Single by Rae Sremmurd featuring Juicy J

from the album SR3MM
- Released: February 16, 2018 (solo version) March 1, 2018
- Recorded: 2017
- Genre: Hip-hop; trap;
- Length: 5:35 3:34 (solo version)
- Label: EarDrummers; Interscope;
- Songwriters: Khalif Brown; Aaquil Brown; Jordan Houston; Jamal Rashid; Jean-Marie Horvat; Michael Williams;
- Producers: Horvat; Mike Will Made It;

Rae Sremmurd singles chronology
| "T'd Up" (2018) | "Powerglide" (2018) | "Chanel" (2018) |

Juicy J singles chronology
| "Kama Sutra" (2017) | "Powerglide" (2018) | "You Can Cry" (2018) |

Music video
- "Powerglide" on YouTube

= Powerglide (song) =

"Powerglide" is a single by American hip hop duo Rae Sremmurd.

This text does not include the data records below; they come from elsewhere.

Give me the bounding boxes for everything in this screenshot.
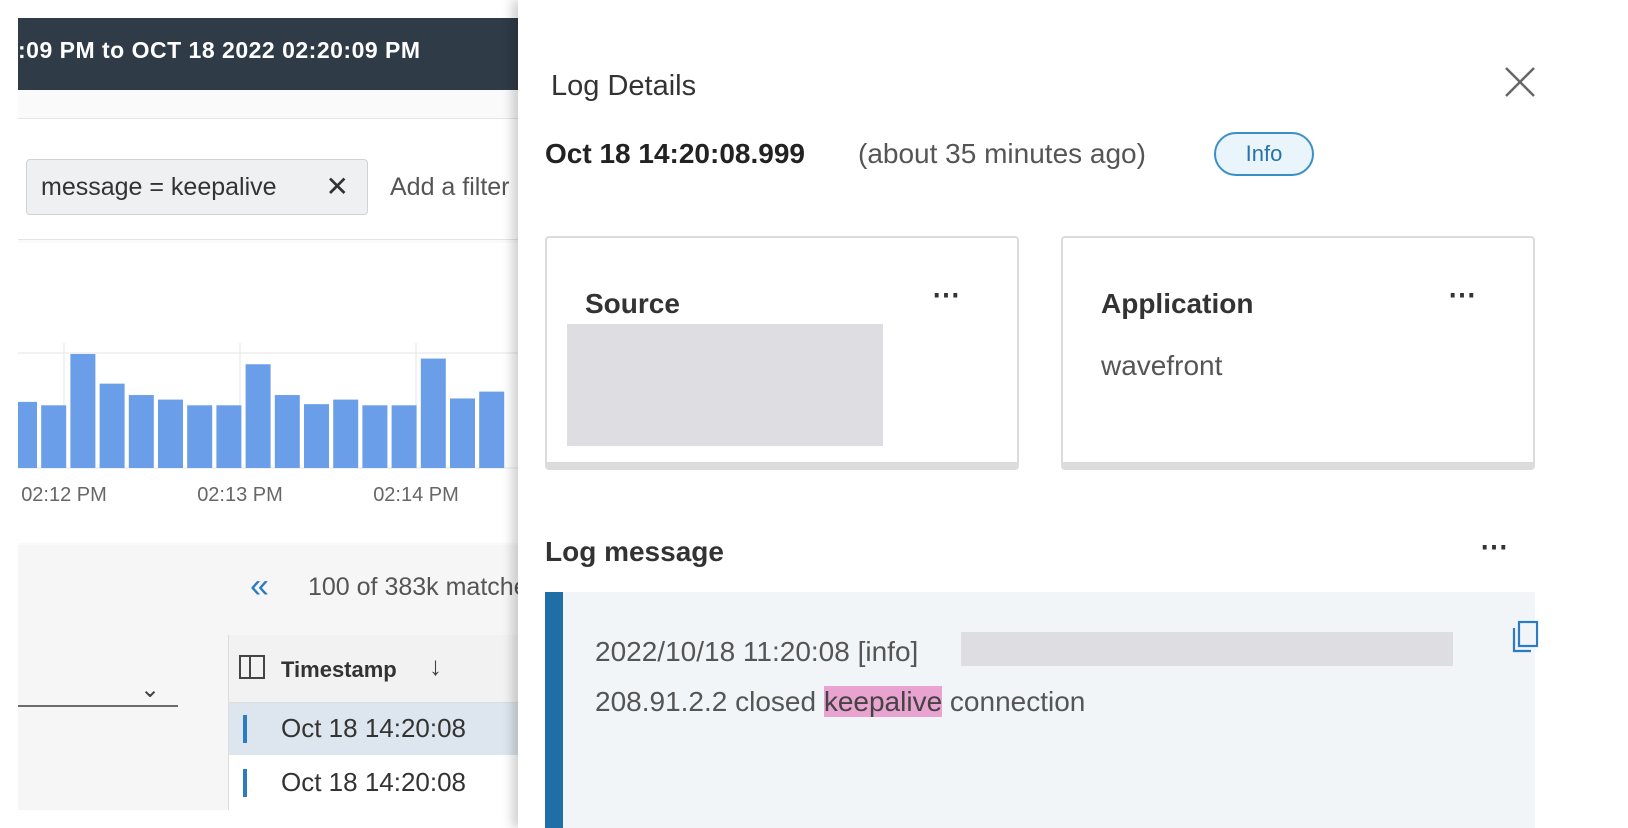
log-details-panel: Log Details Oct 18 14:20:08.999 (about 3… [518, 0, 1628, 828]
log-message-line-2: 208.91.2.2 closed keepalive connection [595, 686, 1085, 718]
histogram-bar[interactable] [362, 405, 388, 468]
histogram-bar[interactable] [216, 405, 242, 468]
x-tick-label: 02:13 PM [197, 484, 283, 506]
log-message-title: Log message [545, 536, 724, 567]
log-relative-time: (about 35 minutes ago) [858, 138, 1146, 169]
histogram-bar[interactable] [70, 354, 96, 468]
application-menu-icon[interactable]: ⋯ [1448, 278, 1477, 311]
source-menu-icon[interactable]: ⋯ [932, 278, 961, 311]
x-tick-label: 02:14 PM [373, 484, 459, 506]
table-row[interactable]: Oct 18 14:20:08 [229, 757, 518, 809]
histogram-chart: 02:12 PM 02:13 PM 02:14 PM [18, 243, 518, 543]
filter-chip-label: message = keepalive [41, 173, 277, 201]
redacted-message-text [961, 632, 1453, 666]
application-card-title: Application [1101, 288, 1254, 319]
log-explorer-background: :09 PM to OCT 18 2022 02:20:09 PM messag… [18, 18, 518, 810]
histogram-bar[interactable] [128, 395, 154, 468]
histogram-bar[interactable] [333, 399, 359, 468]
histogram-bar[interactable] [450, 398, 475, 468]
histogram-bar[interactable] [41, 405, 67, 468]
histogram-bar[interactable] [274, 395, 300, 468]
row-level-marker [243, 769, 247, 797]
histogram-bar[interactable] [187, 405, 213, 468]
columns-icon[interactable] [239, 655, 265, 679]
log-message-box: 2022/10/18 11:20:08 [info] 208.91.2.2 cl… [545, 592, 1539, 828]
time-range-text: :09 PM to OCT 18 2022 02:20:09 PM [18, 37, 421, 63]
log-message-text: 208.91.2.2 closed [595, 686, 824, 717]
histogram-bar[interactable] [245, 364, 271, 468]
chevron-down-icon[interactable]: ⌄ [140, 675, 160, 704]
filter-row: message = keepalive ✕ Add a filter [18, 118, 518, 240]
sort-down-icon[interactable]: ↓ [429, 651, 442, 682]
source-card: Source ⋯ [545, 236, 1019, 470]
search-highlight: keepalive [823, 686, 943, 717]
results-table: Timestamp ↓ Oct 18 14:20:08 Oct 18 14:20… [228, 635, 518, 810]
histogram-bar[interactable] [99, 383, 125, 468]
histogram-bar[interactable] [304, 404, 329, 468]
filter-chip[interactable]: message = keepalive ✕ [26, 159, 368, 215]
log-timestamp: Oct 18 14:20:08.999 [545, 138, 805, 169]
row-level-marker [243, 715, 247, 743]
redacted-source-value [567, 324, 883, 446]
application-card: Application ⋯ wavefront [1061, 236, 1535, 470]
log-message-line-1: 2022/10/18 11:20:08 [info] [595, 636, 919, 667]
page: :09 PM to OCT 18 2022 02:20:09 PM messag… [0, 0, 1628, 828]
row-timestamp: Oct 18 14:20:08 [281, 767, 467, 797]
copy-icon[interactable] [1511, 620, 1539, 654]
add-filter-input[interactable]: Add a filter [390, 159, 510, 215]
panel-title: Log Details [551, 70, 697, 102]
x-tick-label: 02:12 PM [21, 484, 107, 506]
histogram-bar[interactable] [479, 391, 505, 468]
histogram-bar[interactable] [18, 401, 37, 468]
level-badge: Info [1214, 132, 1314, 176]
results-pager: « 100 of 383k matches ⌄ Timestamp ↓ Oct … [18, 545, 518, 810]
histogram-bar[interactable] [391, 405, 417, 468]
application-value: wavefront [1101, 350, 1223, 381]
double-chevron-left-icon[interactable]: « [250, 567, 269, 606]
close-icon[interactable] [1500, 62, 1540, 102]
table-header: Timestamp ↓ [229, 635, 518, 703]
results-count: 100 of 383k matches [308, 573, 518, 601]
source-card-title: Source [585, 288, 680, 319]
time-range-bar[interactable]: :09 PM to OCT 18 2022 02:20:09 PM [18, 18, 518, 90]
log-message-menu-icon[interactable]: ⋯ [1480, 530, 1508, 563]
dropdown-underline [18, 705, 178, 707]
histogram-svg: 02:12 PM 02:13 PM 02:14 PM [18, 343, 518, 506]
row-timestamp: Oct 18 14:20:08 [281, 713, 467, 743]
timestamp-column-header[interactable]: Timestamp [281, 657, 397, 683]
histogram-bar[interactable] [420, 358, 446, 468]
histogram-bar[interactable] [158, 399, 183, 468]
log-message-text-end: connection [942, 686, 1086, 717]
table-row[interactable]: Oct 18 14:20:08 [229, 703, 518, 755]
filter-chip-close-icon[interactable]: ✕ [326, 160, 349, 214]
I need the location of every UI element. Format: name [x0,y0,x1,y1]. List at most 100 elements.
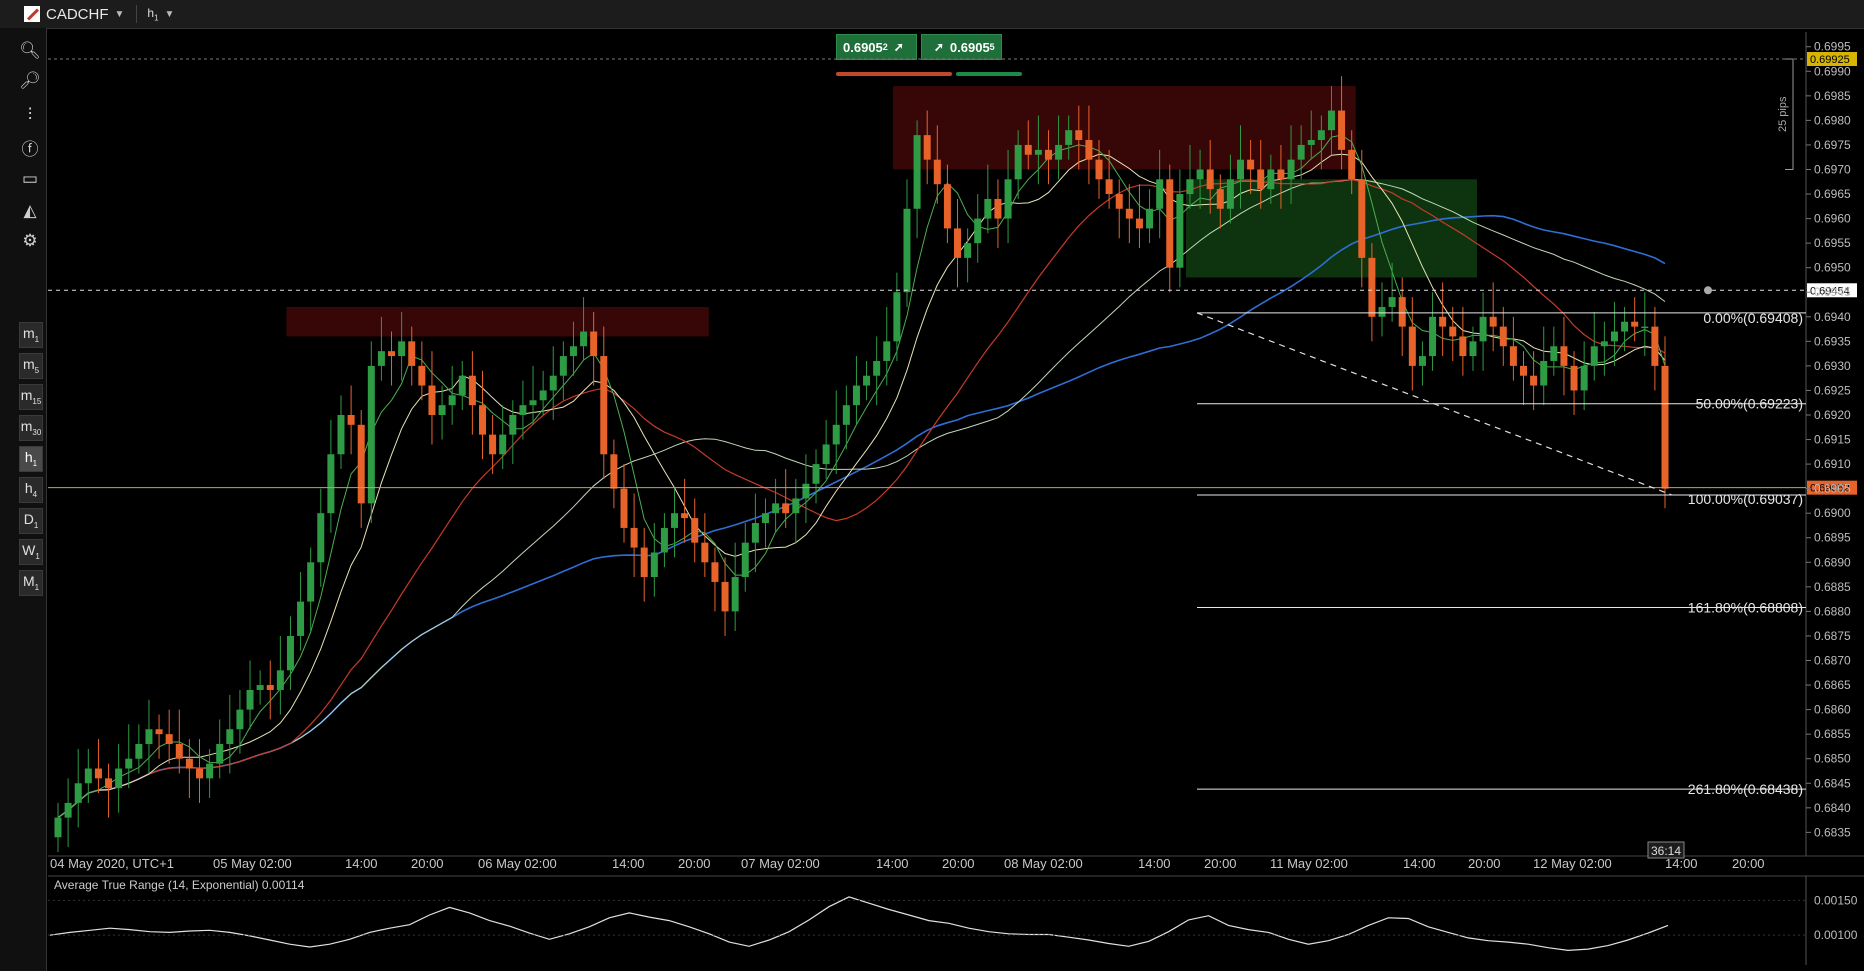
y-tick-label: 0.6895 [1814,531,1851,545]
candle-body [256,685,264,690]
candle-body [54,817,62,838]
y-tick-label: 0.6835 [1814,825,1851,839]
x-tick-label: 20:00 [411,856,444,871]
candle-body [94,768,102,779]
candle-body [195,768,203,779]
candle-body [1267,169,1275,190]
candle-body [64,802,72,818]
candle-body [600,356,608,455]
candle-body [1550,346,1558,361]
price-chart[interactable]: 0.699250.694540.690520.00%(0.69408)50.00… [0,0,1864,971]
candle-body [105,778,113,789]
candle-body [1560,346,1568,366]
candle-body [438,405,446,415]
candle-body [489,434,497,455]
candle-body [1287,159,1295,180]
candle-body [519,405,527,415]
candle-body [610,454,618,489]
candle-body [772,503,780,514]
candle-body [236,709,244,730]
candle-body [1085,140,1093,160]
candle-body [751,523,759,543]
candle-body [478,405,486,435]
candle-body [650,552,658,578]
candle-body [792,498,800,514]
candle-body [994,198,1002,219]
candle-body [731,577,739,612]
candle-body [1469,341,1477,357]
x-tick-label: 08 May 02:00 [1004,856,1083,871]
candle-body [398,341,406,357]
y-tick-label: 0.6900 [1814,506,1851,520]
x-tick-label: 05 May 02:00 [213,856,292,871]
candle-body [842,405,850,425]
candle-body [761,513,769,524]
candle-body [640,547,648,578]
candle-body [984,198,992,219]
candle-body [1418,356,1426,366]
candle-body [1661,365,1669,489]
candle-body [388,351,396,357]
candle-body [1358,179,1366,258]
candle-body [1034,149,1042,155]
candle-body [266,685,274,690]
candle-body [458,375,466,396]
candle-body [569,346,577,357]
y-tick-label: 0.6915 [1814,433,1851,447]
candle-body [1499,326,1507,347]
fib-level-label: 261.80%(0.68438) [1688,781,1803,797]
candle-body [1530,375,1538,386]
candle-body [1297,144,1305,160]
candle-body [923,135,931,160]
x-tick-label: 11 May 02:00 [1270,856,1348,871]
y-tick-label: 0.6860 [1814,703,1851,717]
candle-body [529,400,537,406]
candle-body [1590,346,1598,366]
x-tick-label: 12 May 02:00 [1533,856,1612,871]
candle-body [246,689,254,710]
supply_zone [892,86,1356,170]
atr-line [49,896,1669,952]
y-tick-label: 0.6965 [1814,187,1851,201]
candle-body [1095,159,1103,180]
candle-body [1378,306,1386,317]
candle-body [125,758,133,769]
fib-level-label: 161.80%(0.68808) [1688,599,1803,615]
candle-body [549,375,557,391]
candle-body [1176,194,1184,268]
candle-body [1479,316,1487,342]
y-tick-label: 0.6845 [1814,776,1851,790]
candle-body [1075,130,1083,141]
candle-body [1449,326,1457,337]
candle-body [1398,297,1406,327]
y-tick-label: 0.6995 [1814,40,1851,54]
candle-body [539,390,547,401]
candle-body [1166,179,1174,268]
candle-body [206,763,214,779]
candle-body [1216,189,1224,209]
candle-body [1621,321,1629,332]
candle-body [1540,360,1548,386]
candle-body [509,414,517,435]
candle-body [1509,346,1517,366]
candle-body [1226,179,1234,209]
candle-body [448,395,456,406]
candle-body [115,768,123,789]
x-tick-label: 20:00 [942,856,975,871]
candle-body [1277,169,1285,180]
x-tick-label: 07 May 02:00 [741,856,820,871]
x-tick-label: 14:00 [345,856,378,871]
candle-body [660,527,668,553]
x-tick-label: 14:00 [1138,856,1171,871]
candle-body [1429,316,1437,357]
candle-body [943,184,951,229]
candle-body [711,562,719,582]
candle-body [580,331,588,347]
candle-body [630,527,638,548]
candle-body [559,356,567,376]
atr-tick-label: 0.00150 [1814,893,1858,907]
candle-body [135,743,143,759]
candle-body [1459,336,1467,357]
candle-body [903,208,911,293]
ma-blue-line [57,214,1666,819]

It was released on March 1, 2018 by EarDrummers and Interscope Records as the third single from their third studio album SR3MM (2018). The song is written by the artists alongside producers Mally Mall, Jean-Marie Horvat, and Mike Will Made It. The song features guest vocals from American rapper Juicy J (although he is notably cut from the radio edit).

==Background==
The song was released alongside two other singles from SR3MM, Swae Lee's "Hurt to Look" and Slim Jxmmi's "Brxnks Truck", on March 1, 2018. The album is a triple-disc album featuring SR3MM and solo albums from Rae Sremmurd members Swae Lee, titled Swaecation, and Slim Jxmmi, titled Jxmtro. The song samples Three 6 Mafia's "Side 2 Side", featuring Mafia member Juicy J. They were able to get Juicy J involved after a run-in at a party. Juicy expressed an interest in collaboration and went to the studio. He sent his part back, and as Swae says, "wrecked it."

==Music video==
A music video for "Powerglide" was released on March 12, 2018. In the visual, the rappers perform the track up on a parking structure rooftop as cars burn rubber, do donuts and get "lit up" by overhead helicopters. Producer Mike Will Made It makes a cameo appearance in the video.

==Personnel==
Credits adapted from Tidal.

- Khalif Brown – composition
- Aaquil Brown – composition
- Jordan Houston – composition
- Jamal Rashid – composition, production
- Jean-Marie Horvat – composition, production
- Michael Williams – composition, production, mixing
- Jaycen Joshua – mixing

==Charts==

===Weekly charts===

| Chart (2018) | Peak position |
|---|---|
| Australia (ARIA) | 74 |
| Canada Hot 100 (Billboard) | 33 |
| New Zealand Heatseeker (RMNZ) | 8 |
| US Billboard Hot 100 | 28 |
| US Hot R&B/Hip-Hop Songs (Billboard) | 17 |
| US Rhythmic Airplay (Billboard) | 12 |

===Year-end charts===

| Chart (2018) | Position |
|---|---|
| Canada (Canadian Hot 100) | 83 |
| US Billboard Hot 100 | 97 |
| US Hot R&B/Hip-Hop Songs (Billboard) | 51 |
| US Rhythmic (Billboard) | 49 |

==Certifications==

| Region | Certification | Certified units/sales |
| Australia (ARIA) | Gold | 35,000^{‡} |
| Brazil (Pro-Música Brasil) | Platinum | 40,000^{‡} |
| Canada (Music Canada) | Platinum | 80,000^{‡} |
| New Zealand (RMNZ) | Platinum | 30,000^{‡} |
| United States (RIAA) | 3× Platinum | 3,000,000^{‡} |
^{‡} Sales+streaming figures based on certification alone.